Hearing Loss Linked to Dementia
(Ivanhoe Newswire) – The presence of dementia is believed to double every 20 years due to the world’s aging population, making it important to identify the factors that lead to cognitive decline and dementia in older adults. A new study shows that hearing loss appears to be associated with accelerated cognitive decline.
The study enrolled 1,984 older adults with an average age of 77 in an observational study that began in 1997-1998. A total of 1,162 patients with baseline hearing loss had annual rates of decline in test scores that measured global and executive function that were 41% and 32% greater than those among individuals with normal hearing.
Compared to patients with normal hearing, individuals with hearing loss at baseline had a 24% increased risk for incident cognitive impairment.

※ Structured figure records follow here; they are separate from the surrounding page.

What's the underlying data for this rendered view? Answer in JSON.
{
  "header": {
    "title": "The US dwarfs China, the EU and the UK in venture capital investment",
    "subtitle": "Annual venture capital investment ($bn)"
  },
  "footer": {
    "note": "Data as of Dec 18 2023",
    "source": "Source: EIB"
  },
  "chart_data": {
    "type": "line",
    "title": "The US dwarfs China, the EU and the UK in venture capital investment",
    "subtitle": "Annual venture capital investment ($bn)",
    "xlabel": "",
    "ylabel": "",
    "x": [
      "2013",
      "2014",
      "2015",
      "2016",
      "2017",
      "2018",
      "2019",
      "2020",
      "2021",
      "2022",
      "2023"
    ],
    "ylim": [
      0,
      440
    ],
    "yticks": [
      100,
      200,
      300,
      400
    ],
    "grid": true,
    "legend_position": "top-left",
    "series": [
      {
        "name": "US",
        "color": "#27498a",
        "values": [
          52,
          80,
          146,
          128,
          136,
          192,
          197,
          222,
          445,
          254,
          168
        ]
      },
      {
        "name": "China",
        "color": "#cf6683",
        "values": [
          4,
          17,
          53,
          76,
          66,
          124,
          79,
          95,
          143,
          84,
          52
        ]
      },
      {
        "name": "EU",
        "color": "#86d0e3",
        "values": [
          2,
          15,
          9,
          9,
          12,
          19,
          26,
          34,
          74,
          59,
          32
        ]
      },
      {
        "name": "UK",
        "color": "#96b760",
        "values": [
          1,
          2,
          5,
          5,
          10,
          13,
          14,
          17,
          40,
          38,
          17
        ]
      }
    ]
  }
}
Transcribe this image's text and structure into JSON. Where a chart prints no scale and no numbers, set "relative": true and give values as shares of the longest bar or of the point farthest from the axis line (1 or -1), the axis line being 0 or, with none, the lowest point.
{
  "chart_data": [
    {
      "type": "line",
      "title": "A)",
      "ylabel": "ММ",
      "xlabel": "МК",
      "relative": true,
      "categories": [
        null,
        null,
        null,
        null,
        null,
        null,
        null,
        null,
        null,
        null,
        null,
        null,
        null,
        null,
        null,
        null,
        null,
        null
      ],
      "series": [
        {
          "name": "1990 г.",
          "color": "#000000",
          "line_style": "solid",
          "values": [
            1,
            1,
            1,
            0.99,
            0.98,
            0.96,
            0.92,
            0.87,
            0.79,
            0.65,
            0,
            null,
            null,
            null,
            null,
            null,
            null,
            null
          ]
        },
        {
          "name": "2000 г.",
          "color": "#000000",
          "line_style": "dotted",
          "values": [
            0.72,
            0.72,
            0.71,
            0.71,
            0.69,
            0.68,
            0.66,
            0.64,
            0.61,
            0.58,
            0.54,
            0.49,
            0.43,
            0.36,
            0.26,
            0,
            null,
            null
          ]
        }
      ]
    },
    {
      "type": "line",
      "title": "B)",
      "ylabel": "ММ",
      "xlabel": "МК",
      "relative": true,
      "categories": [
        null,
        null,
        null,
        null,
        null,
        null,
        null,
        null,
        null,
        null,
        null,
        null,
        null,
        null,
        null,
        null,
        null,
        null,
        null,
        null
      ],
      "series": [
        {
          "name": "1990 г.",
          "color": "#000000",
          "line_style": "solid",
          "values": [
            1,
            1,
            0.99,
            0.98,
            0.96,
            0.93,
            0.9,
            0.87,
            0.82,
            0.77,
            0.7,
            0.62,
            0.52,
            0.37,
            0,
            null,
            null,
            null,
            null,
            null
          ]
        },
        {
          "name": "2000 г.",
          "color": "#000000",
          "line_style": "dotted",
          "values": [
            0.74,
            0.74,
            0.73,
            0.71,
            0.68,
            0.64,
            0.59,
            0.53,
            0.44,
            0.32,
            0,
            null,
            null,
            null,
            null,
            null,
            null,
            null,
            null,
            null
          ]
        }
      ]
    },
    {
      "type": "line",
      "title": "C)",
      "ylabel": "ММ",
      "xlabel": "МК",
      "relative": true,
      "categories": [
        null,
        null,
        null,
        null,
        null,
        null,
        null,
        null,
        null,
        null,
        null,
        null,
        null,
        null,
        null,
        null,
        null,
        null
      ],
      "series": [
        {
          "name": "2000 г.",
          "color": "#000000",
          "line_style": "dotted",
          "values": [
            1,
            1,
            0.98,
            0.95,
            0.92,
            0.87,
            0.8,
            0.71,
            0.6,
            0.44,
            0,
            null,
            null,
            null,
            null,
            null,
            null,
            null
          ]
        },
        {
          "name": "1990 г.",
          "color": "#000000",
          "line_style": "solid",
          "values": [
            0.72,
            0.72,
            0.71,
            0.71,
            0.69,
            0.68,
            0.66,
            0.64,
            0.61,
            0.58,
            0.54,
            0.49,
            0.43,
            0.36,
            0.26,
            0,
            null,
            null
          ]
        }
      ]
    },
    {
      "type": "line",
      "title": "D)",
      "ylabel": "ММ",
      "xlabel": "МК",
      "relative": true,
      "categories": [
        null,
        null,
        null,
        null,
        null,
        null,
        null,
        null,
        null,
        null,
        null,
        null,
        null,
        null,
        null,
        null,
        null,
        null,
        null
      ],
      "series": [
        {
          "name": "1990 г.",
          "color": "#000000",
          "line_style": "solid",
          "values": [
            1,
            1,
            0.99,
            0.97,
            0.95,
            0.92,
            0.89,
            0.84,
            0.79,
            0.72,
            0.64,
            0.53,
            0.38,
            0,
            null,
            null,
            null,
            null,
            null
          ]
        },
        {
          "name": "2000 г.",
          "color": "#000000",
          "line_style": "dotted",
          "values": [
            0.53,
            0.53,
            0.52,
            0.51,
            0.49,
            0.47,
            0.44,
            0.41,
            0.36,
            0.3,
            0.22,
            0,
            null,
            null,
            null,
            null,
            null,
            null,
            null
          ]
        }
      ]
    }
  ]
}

"Our results demonstrate that hearing loss is independently associated with accelerated cognitive decline and incident cognitive impairment in community-dwelling older adults. The magnitude of these associations is clinically significant, with individuals having hearing loss demonstrating a 30 percent to 40 percent accelerated rate of cognitive decline and a 24 percent increased risk for incident cognitive impairment during a six-year period compared with individuals having normal hearing,” Frank Lin, MD, PhD, at the Johns Hopkins Center on Aging and Health, Baltimore, and authors were quoted as saying.
On average, individuals with hearing loss would require 7.7 years to decline five points on the Modified Mini- Mental State Examination, a commonly accepted level of change indicative of cognitive impairment (3MS) compared to 10.9 years in patients with normal hearing.
"In conclusion, our results suggest that hearing loss is associated with accelerated cognitive decline and incident cognitive impairment in older adults. Further research is needed to investigate what the mechanistic basis of this observed association is and whether such pathways would be amendable to hearing rehabilitative interventions," Dr. Lin and authors concluded.